Kate Archer Kent: 24:10 Sarah, thank you so much, Lawrence. Yeah, body image and media.

Lawrence Carter-Long: 24:16 That's absolutely true. You know, once upon a time, um, as we talked about at the very beginning of the interview, when you heard the words disability, they were really in connection to

somebody that had, had been injured, let's say it was, you know, a, an injury from returning from the war or somebody who had been injured in the workplace, Workman's comp or disability or things like that. And even with government assistance, it was social security disability insurance. Those things were often talked about within the context of somebody not being able to do something. You got disability because you were no longer able to work even though that's not a complete fair and accurate, nor read nor accurate representation of what disability means. This, if you look at the, the prefix dis, it means apart from and, and so if the word, I think the prefix is much more robust than we give it credit for.

Lawrence Carter-Long: 25:17 The assumption is that ‘dis’ is the synonym for un or not. It actually means apart from. So to my mind, that means we're apart from limited notions of what ability is supposed to be. We haven't been taught that by our English teachers of course, so these notions persist. At whatever point in time in somebody's life they encountered disability. That's the notion that tends to stick with them. I was born in 1967, so in my lifetime alone, while my condition hasn't changed very much, I've been called handicapped, I’ve been called handi-capable. I've been called differently abled. I've been called a person with a disability. I've been called a disabled person. These things keep changing about every decade or so and I think it's a really important and really useful to go back and revisit them, to think about them every now and again.

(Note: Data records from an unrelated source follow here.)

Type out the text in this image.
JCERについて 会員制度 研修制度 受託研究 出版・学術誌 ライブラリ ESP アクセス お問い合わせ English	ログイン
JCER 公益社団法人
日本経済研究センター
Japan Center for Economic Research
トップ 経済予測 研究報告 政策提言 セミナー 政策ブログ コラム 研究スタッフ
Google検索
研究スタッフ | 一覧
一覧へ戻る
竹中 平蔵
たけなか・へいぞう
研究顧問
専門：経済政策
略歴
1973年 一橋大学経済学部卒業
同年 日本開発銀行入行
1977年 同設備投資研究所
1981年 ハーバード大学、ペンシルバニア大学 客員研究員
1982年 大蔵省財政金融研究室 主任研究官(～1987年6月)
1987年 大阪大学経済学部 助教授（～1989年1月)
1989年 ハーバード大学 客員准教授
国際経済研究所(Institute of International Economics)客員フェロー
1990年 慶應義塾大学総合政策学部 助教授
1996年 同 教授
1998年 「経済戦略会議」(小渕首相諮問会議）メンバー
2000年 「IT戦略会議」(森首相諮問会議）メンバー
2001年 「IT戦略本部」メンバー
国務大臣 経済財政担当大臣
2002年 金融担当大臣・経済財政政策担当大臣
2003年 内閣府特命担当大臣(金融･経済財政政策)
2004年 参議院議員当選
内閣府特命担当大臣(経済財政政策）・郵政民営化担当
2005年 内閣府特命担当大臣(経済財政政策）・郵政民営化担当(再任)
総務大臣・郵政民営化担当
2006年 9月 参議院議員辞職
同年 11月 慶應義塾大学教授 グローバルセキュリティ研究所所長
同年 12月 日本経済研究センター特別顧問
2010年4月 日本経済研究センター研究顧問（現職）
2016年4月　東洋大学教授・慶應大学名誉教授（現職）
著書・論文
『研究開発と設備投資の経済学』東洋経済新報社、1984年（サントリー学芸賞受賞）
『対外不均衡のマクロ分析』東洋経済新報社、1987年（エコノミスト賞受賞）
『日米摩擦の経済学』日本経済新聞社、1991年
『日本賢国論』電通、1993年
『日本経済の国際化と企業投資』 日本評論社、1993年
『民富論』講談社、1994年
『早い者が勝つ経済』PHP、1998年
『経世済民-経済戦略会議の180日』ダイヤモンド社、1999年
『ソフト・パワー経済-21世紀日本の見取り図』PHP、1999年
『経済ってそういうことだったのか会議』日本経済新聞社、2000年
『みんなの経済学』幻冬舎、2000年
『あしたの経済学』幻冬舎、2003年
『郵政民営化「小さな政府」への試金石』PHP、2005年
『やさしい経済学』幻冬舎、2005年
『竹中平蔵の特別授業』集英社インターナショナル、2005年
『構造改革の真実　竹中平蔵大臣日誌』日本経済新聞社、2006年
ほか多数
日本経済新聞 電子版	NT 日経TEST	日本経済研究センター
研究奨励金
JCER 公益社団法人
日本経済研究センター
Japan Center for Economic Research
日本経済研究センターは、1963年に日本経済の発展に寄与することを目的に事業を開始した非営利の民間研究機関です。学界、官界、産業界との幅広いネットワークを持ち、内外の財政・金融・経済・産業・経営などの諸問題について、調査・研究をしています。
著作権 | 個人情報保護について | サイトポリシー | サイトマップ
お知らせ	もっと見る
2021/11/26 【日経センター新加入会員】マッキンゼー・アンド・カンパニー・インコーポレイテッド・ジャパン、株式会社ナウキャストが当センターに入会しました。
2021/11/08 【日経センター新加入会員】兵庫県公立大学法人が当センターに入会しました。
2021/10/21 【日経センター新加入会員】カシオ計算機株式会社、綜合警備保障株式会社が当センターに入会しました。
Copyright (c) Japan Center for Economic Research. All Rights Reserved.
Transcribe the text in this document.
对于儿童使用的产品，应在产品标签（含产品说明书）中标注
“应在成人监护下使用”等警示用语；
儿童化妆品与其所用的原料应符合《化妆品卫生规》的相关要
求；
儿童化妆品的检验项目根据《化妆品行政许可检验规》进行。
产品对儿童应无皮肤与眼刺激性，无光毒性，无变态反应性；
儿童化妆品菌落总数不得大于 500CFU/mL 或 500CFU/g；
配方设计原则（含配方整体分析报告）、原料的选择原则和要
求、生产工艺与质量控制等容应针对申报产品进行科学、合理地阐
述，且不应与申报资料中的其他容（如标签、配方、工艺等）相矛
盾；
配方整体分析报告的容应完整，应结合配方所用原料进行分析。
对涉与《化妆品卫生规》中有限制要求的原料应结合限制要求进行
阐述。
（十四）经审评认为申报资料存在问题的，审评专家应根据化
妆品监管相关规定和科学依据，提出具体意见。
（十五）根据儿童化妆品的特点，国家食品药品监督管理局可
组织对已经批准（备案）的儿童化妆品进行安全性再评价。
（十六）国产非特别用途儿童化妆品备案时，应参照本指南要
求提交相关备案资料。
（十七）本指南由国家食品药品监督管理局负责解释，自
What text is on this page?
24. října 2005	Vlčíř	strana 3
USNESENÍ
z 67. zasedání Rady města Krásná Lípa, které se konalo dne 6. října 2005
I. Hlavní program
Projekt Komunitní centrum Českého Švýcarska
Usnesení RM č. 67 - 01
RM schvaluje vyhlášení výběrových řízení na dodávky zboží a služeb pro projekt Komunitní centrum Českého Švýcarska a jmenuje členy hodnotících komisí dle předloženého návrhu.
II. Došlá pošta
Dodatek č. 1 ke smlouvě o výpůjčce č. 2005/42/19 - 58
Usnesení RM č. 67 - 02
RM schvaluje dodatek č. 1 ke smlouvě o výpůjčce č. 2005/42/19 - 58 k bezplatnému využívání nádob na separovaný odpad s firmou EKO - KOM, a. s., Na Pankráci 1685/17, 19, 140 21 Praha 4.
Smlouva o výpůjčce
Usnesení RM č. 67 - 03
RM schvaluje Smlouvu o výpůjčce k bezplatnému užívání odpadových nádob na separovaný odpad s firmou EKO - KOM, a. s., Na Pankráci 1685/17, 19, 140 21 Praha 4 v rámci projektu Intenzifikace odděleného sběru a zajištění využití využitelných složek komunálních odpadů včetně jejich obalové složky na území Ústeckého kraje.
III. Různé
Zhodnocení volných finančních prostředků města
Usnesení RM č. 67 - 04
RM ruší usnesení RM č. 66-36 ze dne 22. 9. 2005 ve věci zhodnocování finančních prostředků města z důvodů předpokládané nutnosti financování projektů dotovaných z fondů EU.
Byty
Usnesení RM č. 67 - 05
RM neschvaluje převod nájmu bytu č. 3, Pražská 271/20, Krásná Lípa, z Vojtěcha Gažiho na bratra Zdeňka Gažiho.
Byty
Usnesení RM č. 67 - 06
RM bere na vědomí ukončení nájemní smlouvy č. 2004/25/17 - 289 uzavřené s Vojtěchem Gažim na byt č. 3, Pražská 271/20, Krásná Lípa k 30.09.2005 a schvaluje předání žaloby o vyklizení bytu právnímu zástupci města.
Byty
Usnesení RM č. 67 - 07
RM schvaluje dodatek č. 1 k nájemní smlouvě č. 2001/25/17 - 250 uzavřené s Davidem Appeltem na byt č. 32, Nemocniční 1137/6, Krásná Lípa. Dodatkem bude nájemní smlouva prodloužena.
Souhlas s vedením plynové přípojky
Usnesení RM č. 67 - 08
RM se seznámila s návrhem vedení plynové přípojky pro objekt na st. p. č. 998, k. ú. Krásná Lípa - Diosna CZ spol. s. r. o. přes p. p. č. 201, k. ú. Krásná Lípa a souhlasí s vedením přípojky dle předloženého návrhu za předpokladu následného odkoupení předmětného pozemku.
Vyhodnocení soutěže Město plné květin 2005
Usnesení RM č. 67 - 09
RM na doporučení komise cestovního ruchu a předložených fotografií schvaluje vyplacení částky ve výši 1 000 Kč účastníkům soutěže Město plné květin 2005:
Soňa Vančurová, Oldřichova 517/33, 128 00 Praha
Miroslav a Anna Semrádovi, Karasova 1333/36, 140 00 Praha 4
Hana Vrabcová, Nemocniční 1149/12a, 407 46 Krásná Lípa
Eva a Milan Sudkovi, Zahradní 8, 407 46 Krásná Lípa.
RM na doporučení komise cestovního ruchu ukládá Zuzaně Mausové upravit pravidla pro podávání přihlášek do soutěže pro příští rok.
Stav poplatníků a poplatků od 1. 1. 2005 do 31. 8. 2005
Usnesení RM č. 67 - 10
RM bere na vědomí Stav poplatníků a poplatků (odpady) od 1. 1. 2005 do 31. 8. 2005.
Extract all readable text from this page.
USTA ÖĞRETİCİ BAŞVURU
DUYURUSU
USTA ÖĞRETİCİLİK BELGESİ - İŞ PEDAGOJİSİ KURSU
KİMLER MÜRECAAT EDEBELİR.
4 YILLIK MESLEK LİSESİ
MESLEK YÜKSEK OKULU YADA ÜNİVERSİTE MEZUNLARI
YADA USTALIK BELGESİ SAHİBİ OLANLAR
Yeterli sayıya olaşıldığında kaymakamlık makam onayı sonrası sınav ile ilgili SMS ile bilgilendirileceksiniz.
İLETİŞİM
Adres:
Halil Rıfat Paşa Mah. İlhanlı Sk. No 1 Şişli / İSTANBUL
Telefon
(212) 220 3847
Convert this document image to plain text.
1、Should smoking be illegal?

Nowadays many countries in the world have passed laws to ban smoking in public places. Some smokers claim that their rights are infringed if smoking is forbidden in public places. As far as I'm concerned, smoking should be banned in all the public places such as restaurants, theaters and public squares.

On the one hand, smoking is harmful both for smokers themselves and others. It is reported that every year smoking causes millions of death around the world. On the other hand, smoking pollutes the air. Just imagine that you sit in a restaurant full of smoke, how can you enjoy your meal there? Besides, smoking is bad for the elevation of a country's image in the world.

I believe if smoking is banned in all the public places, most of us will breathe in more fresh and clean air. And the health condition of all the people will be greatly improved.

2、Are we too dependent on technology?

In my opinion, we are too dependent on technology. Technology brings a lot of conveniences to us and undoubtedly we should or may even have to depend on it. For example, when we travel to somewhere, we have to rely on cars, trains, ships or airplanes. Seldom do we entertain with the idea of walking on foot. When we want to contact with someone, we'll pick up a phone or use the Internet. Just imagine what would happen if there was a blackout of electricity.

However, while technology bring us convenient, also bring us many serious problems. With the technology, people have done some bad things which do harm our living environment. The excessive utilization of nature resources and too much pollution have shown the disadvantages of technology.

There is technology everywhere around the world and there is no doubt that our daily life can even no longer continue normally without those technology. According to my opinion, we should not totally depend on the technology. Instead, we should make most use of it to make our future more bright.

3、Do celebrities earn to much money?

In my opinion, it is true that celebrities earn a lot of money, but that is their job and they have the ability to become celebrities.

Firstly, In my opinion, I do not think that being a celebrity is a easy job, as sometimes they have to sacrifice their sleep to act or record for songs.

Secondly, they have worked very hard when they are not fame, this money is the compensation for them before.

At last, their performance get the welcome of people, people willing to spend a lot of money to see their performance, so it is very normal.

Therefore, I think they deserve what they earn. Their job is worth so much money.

Lawrence Carter-Long: 26:12 We don't call people with intellectual disabilities feeble minded anymore and that's for good reason. People push back. There's a whole push now among folks in the, in the intellectual disability community to say don't use the word retarded when referring to an individual and they're replacing that with other words like respect. And I think the first and foremost what we, what we have to do is kind of examine where those assumptions come from, how assumptions change. The place we’re at in society now … is an interesting time I think because if you would say to someone that race doesn't matter or that they should see the person, not the gender, you'd probably get called out, right? Someone would say that you're being either naïve or ignorant. Similarly, I think if we suggested disability is just a difference and it doesn't have any sort of impact on a person's life is a very privileged position to take. Most disabled people don't have the luxury of erasing their condition. And I think that that to erase it or to minimize it or to push it aside really flies in the face of reality and it minimizes the lives, the discrimination experiences even… like we were just talking about in the restaurant that disabled people face. So what's

more important to bring it up and to talk about it and to be honest about it,

Kate Archer Kent: 27:40 We're talking about the language of disability here in the morning show. Lawrence Carter-Long is with us, his communications director for the Disability Rights Education & Defense Fund. He also directs the groups Disability and Media Alliance Project, which promotes accurate representation of people with disabilities. Works to eliminate stereotypes about disability in news, film, TV, other media. You can join the discussion. Eight hundred and 64 to one, two, three, four. What is the media getting wrong about disability? Do you see specific things, insights that you think could change or perhaps something hopeful that you think could bring a difference in how we frame disability? Eight hundred 64 to one, two, three, four. Let's go to Joyce now in Mequon. Hi Joyce.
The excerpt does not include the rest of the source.